Per questo, oltre a sospendere Ecofficina, Confcooperative Veneto ha deciso di non ricevere più quote associative dalla stessa, di non farla partecipare alla vita associativa, l’ha diffidata dall’utilizzare il marchio Confcooperative e sta attuando una minuziosa revisione delle carte relative ad Ecofficina.
Del resto questa presa di posizione corrisponde a quanto si sta definendo a livello nazionale. A maggio scorso è stata infatti firmata a Roma la “Carta per la buona accoglienza”, un documento sottoscritto da Ministero dell’Interno, Anci e Alleanza delle cooperative sociali. Obiettivo primario verso cui si impegnano i firmatari della Carta è di passare gradualmente dall’accoglienza in centri collettivi a percorsi di accoglienza in abitazione, con standard di qualità che garantiscano servizi adeguati: dalle caratteristiche delle stesse abitazioni alla presenza di personale socio educativo qualificato in ogni fase dell’accoglienza. L’adeguamento alle politiche dello SPRAR deve concretizzarsi anche attraverso la realizzazione di percorsi di mediazione culturale, corsi di italiano, tutela legale, garanzia di pasti, vestiario, igiene personale, formazione professionale e azioni costanti di coinvolgimento dei territori che accolgono i migranti, con un lavoro congiunto di Comuni e Prefetture.

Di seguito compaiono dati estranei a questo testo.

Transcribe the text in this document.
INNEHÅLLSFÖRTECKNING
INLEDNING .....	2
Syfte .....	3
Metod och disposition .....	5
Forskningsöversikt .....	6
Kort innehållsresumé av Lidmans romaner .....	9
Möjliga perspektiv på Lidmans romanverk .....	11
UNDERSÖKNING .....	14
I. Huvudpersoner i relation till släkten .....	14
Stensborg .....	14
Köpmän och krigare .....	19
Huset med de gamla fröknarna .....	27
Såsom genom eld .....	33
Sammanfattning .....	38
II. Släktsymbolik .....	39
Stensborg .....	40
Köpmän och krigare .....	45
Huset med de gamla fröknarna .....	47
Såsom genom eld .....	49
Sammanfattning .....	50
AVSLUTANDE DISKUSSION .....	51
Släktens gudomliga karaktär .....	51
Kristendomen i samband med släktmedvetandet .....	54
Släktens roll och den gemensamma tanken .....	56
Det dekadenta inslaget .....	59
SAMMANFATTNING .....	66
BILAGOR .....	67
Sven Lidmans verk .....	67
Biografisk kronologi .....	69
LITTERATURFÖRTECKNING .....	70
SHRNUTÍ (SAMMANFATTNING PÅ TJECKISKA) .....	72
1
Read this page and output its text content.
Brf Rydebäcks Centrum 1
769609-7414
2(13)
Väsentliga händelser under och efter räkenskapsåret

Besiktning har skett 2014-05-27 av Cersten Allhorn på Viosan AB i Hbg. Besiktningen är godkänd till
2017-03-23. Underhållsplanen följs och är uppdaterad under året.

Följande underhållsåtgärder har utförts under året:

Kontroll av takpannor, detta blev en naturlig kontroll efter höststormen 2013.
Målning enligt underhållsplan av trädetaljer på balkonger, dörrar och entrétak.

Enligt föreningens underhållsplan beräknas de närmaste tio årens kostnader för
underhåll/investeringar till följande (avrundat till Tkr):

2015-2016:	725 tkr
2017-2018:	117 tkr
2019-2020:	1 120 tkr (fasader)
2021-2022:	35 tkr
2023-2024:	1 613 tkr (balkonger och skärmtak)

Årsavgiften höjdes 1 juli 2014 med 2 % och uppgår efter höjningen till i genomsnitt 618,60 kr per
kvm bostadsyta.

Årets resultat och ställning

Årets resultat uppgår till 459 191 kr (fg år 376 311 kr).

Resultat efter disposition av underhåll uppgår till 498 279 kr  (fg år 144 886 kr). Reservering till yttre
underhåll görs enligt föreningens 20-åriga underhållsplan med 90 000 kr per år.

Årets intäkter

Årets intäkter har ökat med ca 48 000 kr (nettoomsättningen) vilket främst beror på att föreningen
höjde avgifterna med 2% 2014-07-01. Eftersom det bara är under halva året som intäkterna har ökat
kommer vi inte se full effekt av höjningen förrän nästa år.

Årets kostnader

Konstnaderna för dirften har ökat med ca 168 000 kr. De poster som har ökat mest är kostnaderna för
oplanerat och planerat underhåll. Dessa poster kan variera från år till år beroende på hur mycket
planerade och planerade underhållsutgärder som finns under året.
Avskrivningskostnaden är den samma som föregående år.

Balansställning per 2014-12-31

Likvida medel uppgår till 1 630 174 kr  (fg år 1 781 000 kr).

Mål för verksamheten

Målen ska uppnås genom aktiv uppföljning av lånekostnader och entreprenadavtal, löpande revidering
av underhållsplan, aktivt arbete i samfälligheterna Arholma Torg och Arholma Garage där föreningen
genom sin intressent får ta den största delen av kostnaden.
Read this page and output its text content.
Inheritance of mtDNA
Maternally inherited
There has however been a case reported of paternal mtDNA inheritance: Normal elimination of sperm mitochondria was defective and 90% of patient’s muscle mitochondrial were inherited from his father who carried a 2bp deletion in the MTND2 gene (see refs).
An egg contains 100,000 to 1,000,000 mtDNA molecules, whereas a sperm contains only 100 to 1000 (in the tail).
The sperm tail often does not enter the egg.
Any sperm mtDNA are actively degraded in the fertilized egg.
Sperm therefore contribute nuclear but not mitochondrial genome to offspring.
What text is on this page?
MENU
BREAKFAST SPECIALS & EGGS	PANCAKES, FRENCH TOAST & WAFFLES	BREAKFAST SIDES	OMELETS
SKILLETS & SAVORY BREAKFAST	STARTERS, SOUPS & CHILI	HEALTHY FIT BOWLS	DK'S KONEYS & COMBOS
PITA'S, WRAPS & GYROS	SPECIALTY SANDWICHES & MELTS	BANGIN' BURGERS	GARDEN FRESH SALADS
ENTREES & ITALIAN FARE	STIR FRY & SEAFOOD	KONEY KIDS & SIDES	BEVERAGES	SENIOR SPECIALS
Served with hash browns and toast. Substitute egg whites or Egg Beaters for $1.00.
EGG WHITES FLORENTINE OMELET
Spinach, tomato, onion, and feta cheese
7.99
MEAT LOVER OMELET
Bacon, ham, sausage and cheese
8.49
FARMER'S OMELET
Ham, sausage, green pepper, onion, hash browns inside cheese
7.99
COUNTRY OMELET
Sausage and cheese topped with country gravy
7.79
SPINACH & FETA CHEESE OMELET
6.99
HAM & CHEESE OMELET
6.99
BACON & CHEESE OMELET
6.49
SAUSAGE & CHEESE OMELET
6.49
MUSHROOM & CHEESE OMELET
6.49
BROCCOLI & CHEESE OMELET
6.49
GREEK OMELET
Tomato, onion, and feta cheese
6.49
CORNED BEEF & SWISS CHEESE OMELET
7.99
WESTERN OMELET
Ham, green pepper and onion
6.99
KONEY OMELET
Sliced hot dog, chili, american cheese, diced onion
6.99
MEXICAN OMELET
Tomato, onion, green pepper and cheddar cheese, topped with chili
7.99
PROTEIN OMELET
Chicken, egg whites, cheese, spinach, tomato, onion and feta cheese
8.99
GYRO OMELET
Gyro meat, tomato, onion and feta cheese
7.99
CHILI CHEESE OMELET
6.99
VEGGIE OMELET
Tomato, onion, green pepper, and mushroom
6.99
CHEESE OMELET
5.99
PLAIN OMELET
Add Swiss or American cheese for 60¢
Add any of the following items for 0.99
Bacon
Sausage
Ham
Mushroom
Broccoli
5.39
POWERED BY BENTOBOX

Così Roberto Baldo Presidente Veneto di Federsolidarietà. “Grazie al lavoro di Ministero, Federazione e ANCI vengono definite delle linee di comportamento unitarie che ricalcano il modello dello SPRAR, quindi di un’accoglienza all’insegna dell’integrazione e del sostegno. Finalmente si esce dall’equivoco e dalla zona grigia in cui ognuno faceva accoglienza a modo proprio. Ora ci auguriamo che le Prefetture inizino ad usare una modalità coordinata di risposta all’emergenza. Ne stanno riflettendo a livello nazionale sia Fassino come Presidente dell’Anci, sia Alfano come ministro dell’Interno. Stanno cioè ragionando sull’accoglienza diffusa, e in particolare sulla definizione di un numero massimo di profughi che i comuni possono ospitare in base al numero di abitanti. Questa è la strada da percorrere, non ce ne sono altre”.